Citrus and Static
Maria peeled the orange in the hospital waiting room, her fingers sticky with juice, the sharp scent cutting through the antiseptic air. She'd been taking vitamin D supplements for three years—her doctor's advice after the cancer scare—but sometimes she wondered if any of it mattered.
The lightning strike had happened three days ago. Not the weather kind—the corporate kind. Marcus, her friend of fifteen years, the man who'd been best man at her wedding, had walked into the CEO's office and walked out with the promotion they'd both been promised. Maria had found out from the company-wide email, not from Marcus himself.

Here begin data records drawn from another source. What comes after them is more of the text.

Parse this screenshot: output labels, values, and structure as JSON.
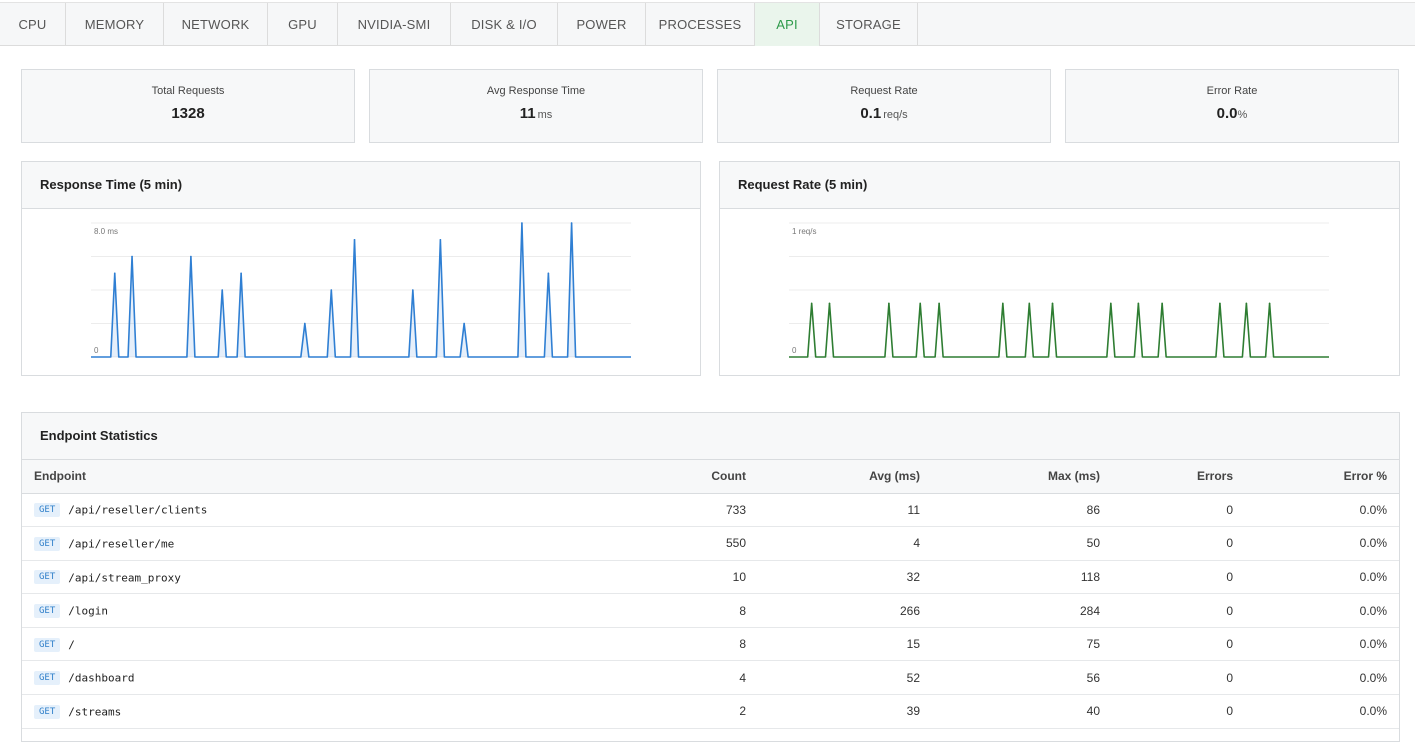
{
  "tabs": [
    {
      "label": "CPU",
      "active": false
    },
    {
      "label": "MEMORY",
      "active": false
    },
    {
      "label": "NETWORK",
      "active": false
    },
    {
      "label": "GPU",
      "active": false
    },
    {
      "label": "NVIDIA-SMI",
      "active": false
    },
    {
      "label": "DISK & I/O",
      "active": false
    },
    {
      "label": "POWER",
      "active": false
    },
    {
      "label": "PROCESSES",
      "active": false
    },
    {
      "label": "API",
      "active": true
    },
    {
      "label": "STORAGE",
      "active": false
    }
  ],
  "stats": {
    "total_requests": {
      "label": "Total Requests",
      "value": "1328",
      "unit": ""
    },
    "avg_response_time": {
      "label": "Avg Response Time",
      "value": "11",
      "unit": "ms"
    },
    "request_rate": {
      "label": "Request Rate",
      "value": "0.1",
      "unit": "req/s"
    },
    "error_rate": {
      "label": "Error Rate",
      "value": "0.0",
      "unit": "%"
    }
  },
  "chart_data": [
    {
      "type": "area",
      "title": "Response Time (5 min)",
      "ytop_label": "8.0 ms",
      "ybottom_label": "0",
      "ylim": [
        0,
        8
      ],
      "color": "#2f7fd3",
      "spikes": [
        {
          "t": 0.044,
          "v": 5
        },
        {
          "t": 0.076,
          "v": 6
        },
        {
          "t": 0.185,
          "v": 6
        },
        {
          "t": 0.243,
          "v": 4
        },
        {
          "t": 0.278,
          "v": 5
        },
        {
          "t": 0.396,
          "v": 2
        },
        {
          "t": 0.445,
          "v": 4
        },
        {
          "t": 0.488,
          "v": 7
        },
        {
          "t": 0.596,
          "v": 4
        },
        {
          "t": 0.647,
          "v": 7
        },
        {
          "t": 0.691,
          "v": 2
        },
        {
          "t": 0.798,
          "v": 8
        },
        {
          "t": 0.847,
          "v": 5
        },
        {
          "t": 0.89,
          "v": 8
        }
      ]
    },
    {
      "type": "line",
      "title": "Request Rate (5 min)",
      "ytop_label": "1 req/s",
      "ybottom_label": "0",
      "ylim": [
        0,
        1
      ],
      "color": "#2e7d32",
      "spikes": [
        {
          "t": 0.042,
          "v": 0.4
        },
        {
          "t": 0.075,
          "v": 0.4
        },
        {
          "t": 0.185,
          "v": 0.4
        },
        {
          "t": 0.243,
          "v": 0.4
        },
        {
          "t": 0.278,
          "v": 0.4
        },
        {
          "t": 0.396,
          "v": 0.4
        },
        {
          "t": 0.445,
          "v": 0.4
        },
        {
          "t": 0.488,
          "v": 0.4
        },
        {
          "t": 0.596,
          "v": 0.4
        },
        {
          "t": 0.647,
          "v": 0.4
        },
        {
          "t": 0.691,
          "v": 0.4
        },
        {
          "t": 0.798,
          "v": 0.4
        },
        {
          "t": 0.847,
          "v": 0.4
        },
        {
          "t": 0.89,
          "v": 0.4
        }
      ]
    }
  ],
  "endpoints": {
    "title": "Endpoint Statistics",
    "headers": {
      "endpoint": "Endpoint",
      "count": "Count",
      "avg": "Avg (ms)",
      "max": "Max (ms)",
      "errors": "Errors",
      "error_pct": "Error %"
    },
    "rows": [
      {
        "method": "GET",
        "path": "/api/reseller/clients",
        "count": "733",
        "avg": "11",
        "max": "86",
        "errors": "0",
        "error_pct": "0.0%"
      },
      {
        "method": "GET",
        "path": "/api/reseller/me",
        "count": "550",
        "avg": "4",
        "max": "50",
        "errors": "0",
        "error_pct": "0.0%"
      },
      {
        "method": "GET",
        "path": "/api/stream_proxy",
        "count": "10",
        "avg": "32",
        "max": "118",
        "errors": "0",
        "error_pct": "0.0%"
      },
      {
        "method": "GET",
        "path": "/login",
        "count": "8",
        "avg": "266",
        "max": "284",
        "errors": "0",
        "error_pct": "0.0%"
      },
      {
        "method": "GET",
        "path": "/",
        "count": "8",
        "avg": "15",
        "max": "75",
        "errors": "0",
        "error_pct": "0.0%"
      },
      {
        "method": "GET",
        "path": "/dashboard",
        "count": "4",
        "avg": "52",
        "max": "56",
        "errors": "0",
        "error_pct": "0.0%"
      },
      {
        "method": "GET",
        "path": "/streams",
        "count": "2",
        "avg": "39",
        "max": "40",
        "errors": "0",
        "error_pct": "0.0%"
      }
    ]
  }
}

'Maria Chen?' The nurse called.
She stood up, orange half-eaten in her hand. This was the follow-up appointment. The one where they'd tell her if the vitamin therapy had worked, if the abnormal cells had retreated, if she'd get to keep planning her future—or if she needed to start saying goodbye to pieces of it.
Marcus had texted that morning: *Coffee later? I have news.*
She hadn't replied. What was there to say? He'd already made his choice. In the boardroom, their friendship had been collateral damage. Office politics wasn't about lightning bolts and dramatic confrontations—it was about slow erosion, about emails not returned, about coffees not shared, about the silence growing until it became a wall you couldn't climb over.
The doctor was young, tired. He looked at her chart, then at her.
'The treatment worked,' he said. 'You're clear.'
She thought she'd cry. Instead, she finished the orange, wiped her hands on her dress, and stepped out into the rain. Her phone buzzed. Marcus again: *I know you're mad. I didn't have a choice.*
Maria watched the rain blur the city lights. She was healthy. She was alive. And some wounds, she realized, were like vitamins—you needed them to survive, even when they left a bitter taste in your mouth. She typed back: *I know. Coffee tomorrow.*
Some friendships don't end. They just change shape, like lightning finding a new path to the ground.